The aim of our study was to assess the reproductive outcome of GnRHa triggered cycles combined with modified luteal support (1500 IU hCG at the day of oocyte retrieval) in women with high ovarian response and to compare the outcome with hCG triggered cycles in GnRH antagonist IVF-ICSI procedures. 

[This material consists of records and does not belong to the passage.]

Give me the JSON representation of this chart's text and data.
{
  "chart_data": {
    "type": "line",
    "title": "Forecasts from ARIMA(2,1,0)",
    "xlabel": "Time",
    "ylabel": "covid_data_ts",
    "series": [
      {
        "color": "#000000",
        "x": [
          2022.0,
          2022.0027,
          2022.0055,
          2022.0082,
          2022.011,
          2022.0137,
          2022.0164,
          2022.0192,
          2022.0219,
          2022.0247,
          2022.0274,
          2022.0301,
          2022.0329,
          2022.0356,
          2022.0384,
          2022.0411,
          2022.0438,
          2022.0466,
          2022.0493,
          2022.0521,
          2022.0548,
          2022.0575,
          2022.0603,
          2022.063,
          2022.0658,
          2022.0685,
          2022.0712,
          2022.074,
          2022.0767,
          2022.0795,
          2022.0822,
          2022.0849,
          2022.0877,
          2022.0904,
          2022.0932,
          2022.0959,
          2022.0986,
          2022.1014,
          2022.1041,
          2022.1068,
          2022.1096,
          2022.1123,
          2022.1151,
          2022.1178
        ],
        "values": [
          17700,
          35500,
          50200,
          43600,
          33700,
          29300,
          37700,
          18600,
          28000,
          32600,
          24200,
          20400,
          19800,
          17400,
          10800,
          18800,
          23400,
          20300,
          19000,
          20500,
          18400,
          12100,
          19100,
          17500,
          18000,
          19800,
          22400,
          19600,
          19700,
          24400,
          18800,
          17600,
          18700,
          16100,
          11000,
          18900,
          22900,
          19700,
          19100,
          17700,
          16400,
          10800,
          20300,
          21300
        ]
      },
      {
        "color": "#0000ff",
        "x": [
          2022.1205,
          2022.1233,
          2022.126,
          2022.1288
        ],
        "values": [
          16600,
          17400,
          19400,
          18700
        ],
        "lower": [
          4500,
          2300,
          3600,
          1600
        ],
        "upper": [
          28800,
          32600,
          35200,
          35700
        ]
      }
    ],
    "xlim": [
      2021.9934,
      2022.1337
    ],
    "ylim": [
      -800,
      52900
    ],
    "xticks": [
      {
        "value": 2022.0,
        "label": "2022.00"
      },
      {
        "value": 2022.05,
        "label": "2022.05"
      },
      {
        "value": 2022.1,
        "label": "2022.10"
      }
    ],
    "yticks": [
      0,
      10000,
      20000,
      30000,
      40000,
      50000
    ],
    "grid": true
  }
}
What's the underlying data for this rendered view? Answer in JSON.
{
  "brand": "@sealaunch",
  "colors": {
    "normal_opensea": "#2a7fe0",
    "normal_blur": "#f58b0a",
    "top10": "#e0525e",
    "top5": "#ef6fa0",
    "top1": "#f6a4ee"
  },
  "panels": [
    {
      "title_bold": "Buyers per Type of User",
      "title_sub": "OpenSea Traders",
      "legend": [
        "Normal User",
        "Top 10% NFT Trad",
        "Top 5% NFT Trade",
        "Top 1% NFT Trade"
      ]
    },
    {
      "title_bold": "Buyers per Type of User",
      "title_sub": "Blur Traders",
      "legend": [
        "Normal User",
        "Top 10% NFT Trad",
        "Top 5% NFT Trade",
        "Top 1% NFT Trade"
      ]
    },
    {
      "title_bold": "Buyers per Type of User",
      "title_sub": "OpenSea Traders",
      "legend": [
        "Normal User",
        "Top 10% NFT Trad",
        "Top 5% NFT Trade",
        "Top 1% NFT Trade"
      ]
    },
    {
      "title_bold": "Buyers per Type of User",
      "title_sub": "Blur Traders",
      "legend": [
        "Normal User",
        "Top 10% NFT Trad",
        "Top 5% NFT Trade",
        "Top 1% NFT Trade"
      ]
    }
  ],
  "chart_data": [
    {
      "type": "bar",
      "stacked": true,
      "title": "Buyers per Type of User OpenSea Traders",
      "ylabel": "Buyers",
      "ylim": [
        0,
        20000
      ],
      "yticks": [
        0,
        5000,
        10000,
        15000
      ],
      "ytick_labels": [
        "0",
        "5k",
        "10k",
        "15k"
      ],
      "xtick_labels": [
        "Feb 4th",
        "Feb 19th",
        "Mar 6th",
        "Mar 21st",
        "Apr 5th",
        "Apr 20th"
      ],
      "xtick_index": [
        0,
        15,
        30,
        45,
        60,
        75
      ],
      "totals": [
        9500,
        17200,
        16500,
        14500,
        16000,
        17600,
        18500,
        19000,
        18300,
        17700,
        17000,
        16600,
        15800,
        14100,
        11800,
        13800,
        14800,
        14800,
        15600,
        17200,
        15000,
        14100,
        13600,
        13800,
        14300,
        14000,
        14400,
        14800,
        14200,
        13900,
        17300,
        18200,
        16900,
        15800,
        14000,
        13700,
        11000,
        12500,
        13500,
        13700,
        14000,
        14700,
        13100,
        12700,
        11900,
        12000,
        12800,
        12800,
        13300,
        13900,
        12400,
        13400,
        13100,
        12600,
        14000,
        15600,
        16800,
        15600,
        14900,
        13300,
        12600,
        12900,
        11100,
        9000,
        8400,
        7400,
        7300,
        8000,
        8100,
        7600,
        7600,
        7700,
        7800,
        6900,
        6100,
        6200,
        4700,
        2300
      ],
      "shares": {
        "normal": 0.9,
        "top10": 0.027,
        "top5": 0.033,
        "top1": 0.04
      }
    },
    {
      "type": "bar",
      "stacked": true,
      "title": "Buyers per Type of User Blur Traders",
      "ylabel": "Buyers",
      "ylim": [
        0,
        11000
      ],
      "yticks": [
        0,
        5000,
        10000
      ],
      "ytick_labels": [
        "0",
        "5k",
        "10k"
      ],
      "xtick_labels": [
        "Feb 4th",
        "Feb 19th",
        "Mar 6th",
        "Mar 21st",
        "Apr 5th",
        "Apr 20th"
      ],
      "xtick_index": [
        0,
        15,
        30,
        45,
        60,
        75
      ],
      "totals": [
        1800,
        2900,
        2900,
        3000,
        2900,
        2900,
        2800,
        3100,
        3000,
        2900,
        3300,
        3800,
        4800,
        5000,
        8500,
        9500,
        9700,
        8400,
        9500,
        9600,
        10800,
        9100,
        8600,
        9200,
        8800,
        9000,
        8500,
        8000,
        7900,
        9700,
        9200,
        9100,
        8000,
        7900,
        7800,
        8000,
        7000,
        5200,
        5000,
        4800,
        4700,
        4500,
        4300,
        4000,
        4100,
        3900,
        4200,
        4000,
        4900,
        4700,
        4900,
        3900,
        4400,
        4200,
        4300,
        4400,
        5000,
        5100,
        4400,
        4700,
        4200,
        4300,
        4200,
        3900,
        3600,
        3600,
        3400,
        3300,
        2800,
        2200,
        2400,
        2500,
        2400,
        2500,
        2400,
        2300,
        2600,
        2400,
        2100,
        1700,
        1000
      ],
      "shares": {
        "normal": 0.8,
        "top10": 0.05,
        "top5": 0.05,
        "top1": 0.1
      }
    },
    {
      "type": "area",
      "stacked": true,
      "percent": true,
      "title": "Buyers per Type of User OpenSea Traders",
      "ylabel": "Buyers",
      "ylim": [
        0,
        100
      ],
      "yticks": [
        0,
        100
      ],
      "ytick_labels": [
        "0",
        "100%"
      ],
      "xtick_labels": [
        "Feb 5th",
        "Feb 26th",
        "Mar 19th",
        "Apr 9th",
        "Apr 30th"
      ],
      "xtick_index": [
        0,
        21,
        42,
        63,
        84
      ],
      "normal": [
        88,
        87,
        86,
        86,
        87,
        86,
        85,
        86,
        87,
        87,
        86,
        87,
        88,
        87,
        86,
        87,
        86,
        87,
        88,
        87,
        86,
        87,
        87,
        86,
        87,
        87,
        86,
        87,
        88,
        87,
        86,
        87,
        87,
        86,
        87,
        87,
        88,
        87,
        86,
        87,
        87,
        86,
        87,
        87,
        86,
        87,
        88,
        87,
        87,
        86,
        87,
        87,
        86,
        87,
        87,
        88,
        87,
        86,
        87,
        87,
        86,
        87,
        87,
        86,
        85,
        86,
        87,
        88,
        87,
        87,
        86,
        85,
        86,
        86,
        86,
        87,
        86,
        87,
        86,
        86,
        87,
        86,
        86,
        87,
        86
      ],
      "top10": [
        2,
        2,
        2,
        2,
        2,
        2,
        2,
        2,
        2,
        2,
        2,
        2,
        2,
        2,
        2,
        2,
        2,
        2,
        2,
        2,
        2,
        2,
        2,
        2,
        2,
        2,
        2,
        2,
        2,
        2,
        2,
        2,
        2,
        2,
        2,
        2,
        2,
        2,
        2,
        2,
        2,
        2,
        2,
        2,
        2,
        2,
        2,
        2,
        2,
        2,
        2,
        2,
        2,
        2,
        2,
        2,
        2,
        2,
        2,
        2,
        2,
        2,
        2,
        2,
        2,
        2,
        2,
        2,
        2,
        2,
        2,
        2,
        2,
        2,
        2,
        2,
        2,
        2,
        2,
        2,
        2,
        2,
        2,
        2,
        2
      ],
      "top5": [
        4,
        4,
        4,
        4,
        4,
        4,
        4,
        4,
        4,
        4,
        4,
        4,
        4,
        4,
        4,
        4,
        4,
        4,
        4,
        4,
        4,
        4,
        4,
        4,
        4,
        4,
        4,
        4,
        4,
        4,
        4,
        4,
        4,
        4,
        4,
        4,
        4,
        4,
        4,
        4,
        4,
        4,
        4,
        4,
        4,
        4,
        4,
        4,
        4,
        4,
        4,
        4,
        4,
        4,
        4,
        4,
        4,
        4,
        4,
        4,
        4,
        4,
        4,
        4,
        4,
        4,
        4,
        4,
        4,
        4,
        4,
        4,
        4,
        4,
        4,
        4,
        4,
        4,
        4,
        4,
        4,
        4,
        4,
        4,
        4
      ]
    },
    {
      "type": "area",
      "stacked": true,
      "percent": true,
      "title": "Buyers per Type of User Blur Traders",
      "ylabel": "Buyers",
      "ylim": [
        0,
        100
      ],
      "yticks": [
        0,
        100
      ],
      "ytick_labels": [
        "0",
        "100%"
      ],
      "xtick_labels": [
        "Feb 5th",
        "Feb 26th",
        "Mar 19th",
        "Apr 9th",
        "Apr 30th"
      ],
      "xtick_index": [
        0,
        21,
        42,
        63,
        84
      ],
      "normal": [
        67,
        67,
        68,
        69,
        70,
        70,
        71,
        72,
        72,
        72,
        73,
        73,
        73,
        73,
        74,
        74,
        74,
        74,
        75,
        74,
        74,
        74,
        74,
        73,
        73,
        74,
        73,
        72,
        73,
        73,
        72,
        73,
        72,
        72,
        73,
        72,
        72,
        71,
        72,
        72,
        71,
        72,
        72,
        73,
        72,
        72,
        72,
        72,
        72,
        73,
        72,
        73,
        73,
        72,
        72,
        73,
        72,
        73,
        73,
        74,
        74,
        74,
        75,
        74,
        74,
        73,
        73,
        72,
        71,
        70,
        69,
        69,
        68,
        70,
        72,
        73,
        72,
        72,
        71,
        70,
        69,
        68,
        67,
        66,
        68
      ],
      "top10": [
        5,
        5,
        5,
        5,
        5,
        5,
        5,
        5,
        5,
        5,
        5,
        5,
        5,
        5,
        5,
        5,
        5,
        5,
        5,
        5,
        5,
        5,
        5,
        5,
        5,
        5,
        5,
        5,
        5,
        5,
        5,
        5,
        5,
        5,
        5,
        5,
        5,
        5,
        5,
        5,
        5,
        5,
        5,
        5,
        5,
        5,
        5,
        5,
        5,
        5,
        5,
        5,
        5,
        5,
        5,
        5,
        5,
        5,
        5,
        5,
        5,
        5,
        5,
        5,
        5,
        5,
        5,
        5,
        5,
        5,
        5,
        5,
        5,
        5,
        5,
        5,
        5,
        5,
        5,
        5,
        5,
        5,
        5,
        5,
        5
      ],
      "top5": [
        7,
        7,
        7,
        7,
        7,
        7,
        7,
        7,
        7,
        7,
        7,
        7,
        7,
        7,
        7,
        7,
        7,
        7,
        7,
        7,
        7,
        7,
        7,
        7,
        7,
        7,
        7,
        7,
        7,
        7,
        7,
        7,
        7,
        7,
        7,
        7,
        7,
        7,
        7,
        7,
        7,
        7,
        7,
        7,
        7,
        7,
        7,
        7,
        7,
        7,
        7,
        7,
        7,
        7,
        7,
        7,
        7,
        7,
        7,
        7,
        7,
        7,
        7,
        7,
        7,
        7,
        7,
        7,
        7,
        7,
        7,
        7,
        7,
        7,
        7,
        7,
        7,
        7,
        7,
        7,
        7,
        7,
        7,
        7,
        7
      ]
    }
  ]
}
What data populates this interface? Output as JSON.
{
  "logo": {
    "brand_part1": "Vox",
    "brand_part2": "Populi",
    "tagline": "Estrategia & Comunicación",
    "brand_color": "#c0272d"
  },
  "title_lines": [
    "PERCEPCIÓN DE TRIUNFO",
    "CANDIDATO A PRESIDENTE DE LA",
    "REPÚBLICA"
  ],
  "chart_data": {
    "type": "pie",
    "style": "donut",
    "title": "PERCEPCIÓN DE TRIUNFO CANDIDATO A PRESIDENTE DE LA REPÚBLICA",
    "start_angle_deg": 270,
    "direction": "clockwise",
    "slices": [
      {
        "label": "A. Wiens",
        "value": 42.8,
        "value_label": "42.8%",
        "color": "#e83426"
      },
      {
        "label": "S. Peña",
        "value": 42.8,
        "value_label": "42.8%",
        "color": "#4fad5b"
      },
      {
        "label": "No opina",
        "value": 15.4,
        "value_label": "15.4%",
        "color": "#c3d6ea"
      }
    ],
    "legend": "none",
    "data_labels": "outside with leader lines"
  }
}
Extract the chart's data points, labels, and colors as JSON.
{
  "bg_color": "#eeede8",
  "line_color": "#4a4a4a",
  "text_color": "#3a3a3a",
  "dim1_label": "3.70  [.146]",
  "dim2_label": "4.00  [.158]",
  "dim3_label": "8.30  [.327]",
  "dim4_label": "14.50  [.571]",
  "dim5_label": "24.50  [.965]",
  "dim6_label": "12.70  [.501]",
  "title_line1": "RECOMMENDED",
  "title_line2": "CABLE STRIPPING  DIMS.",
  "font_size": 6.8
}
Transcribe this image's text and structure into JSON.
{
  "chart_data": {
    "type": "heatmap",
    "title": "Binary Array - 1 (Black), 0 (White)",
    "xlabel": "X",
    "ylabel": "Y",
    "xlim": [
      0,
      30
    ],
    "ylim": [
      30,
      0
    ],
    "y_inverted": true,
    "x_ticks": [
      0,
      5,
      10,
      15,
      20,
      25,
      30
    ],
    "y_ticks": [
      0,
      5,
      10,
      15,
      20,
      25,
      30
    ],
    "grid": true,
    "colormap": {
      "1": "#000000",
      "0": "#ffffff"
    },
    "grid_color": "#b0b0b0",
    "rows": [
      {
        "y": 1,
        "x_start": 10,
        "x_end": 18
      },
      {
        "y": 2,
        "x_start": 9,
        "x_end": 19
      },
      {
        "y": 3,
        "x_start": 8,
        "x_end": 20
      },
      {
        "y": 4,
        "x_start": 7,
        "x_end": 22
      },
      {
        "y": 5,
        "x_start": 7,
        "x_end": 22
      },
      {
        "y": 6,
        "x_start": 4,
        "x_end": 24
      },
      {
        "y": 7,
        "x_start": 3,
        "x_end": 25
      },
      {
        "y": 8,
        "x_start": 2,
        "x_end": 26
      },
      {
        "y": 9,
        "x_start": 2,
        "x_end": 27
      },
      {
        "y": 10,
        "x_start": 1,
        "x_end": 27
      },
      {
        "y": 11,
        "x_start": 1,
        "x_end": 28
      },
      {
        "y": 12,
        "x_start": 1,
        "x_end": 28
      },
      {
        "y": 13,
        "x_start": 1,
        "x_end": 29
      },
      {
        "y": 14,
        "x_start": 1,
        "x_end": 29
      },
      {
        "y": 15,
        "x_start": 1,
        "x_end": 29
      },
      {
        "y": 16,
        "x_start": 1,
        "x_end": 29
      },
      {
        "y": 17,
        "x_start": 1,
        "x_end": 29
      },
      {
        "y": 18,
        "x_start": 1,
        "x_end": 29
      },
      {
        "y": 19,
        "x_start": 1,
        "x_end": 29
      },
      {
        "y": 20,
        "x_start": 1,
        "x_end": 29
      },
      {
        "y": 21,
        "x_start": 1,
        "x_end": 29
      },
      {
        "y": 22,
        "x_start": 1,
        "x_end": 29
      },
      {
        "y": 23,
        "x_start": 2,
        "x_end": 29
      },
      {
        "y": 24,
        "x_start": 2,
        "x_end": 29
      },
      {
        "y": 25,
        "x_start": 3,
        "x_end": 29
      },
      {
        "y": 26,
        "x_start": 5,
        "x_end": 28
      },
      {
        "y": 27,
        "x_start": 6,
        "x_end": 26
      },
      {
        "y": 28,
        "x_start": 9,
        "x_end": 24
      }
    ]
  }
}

A retrospective cohort database review of the results of GnRH antagonist IVF-ICSI cycles was conducted in University tertiary-care IVF center in Ljubljana, Slovenia. A total of 6126 cycles, performed between January 1, 2014, and December 31, 2020, were included in the final analysis. Final oocyte maturation was performed with either 5000, 6500 or 10,000 IU hCG (women with normal ovarian response) or 0.6 mg GnRHa (buserelin), supplemented with 1,500 IU hCG on the day of oocyte retrieval (in women with high ovarian response). In cases of excessive ovarian response and/or high risk of OHSS, luteal support was not introduced, all good quality blastocysts were frozen. According to significant differences in patients age and number of oocytes in two groups, matching by age and number of oocytes was done. No significant differences were seen regarding pregnancy rate per ET, rate of early pregnancy loss and livebirth rate per pregnancy between the GnRHa and hCG trigger groups, respectively. A significant difference in number of developed embryos and blastocysts, as well as the number of frozen blastocysts was seen in favor of GnRHa trigger. However, the birthweight in the GnRHa trigger group was significantly lower. 
Conclusion: The results of our study support the use of a GnRHa trigger protocol with luteal phase rescue with co-administration of small bolus of hCG for women with high ovarian response. Such an approach in our experience results in a comparable reproductive outcome with hCG trigger group and higher frozen embryo pool.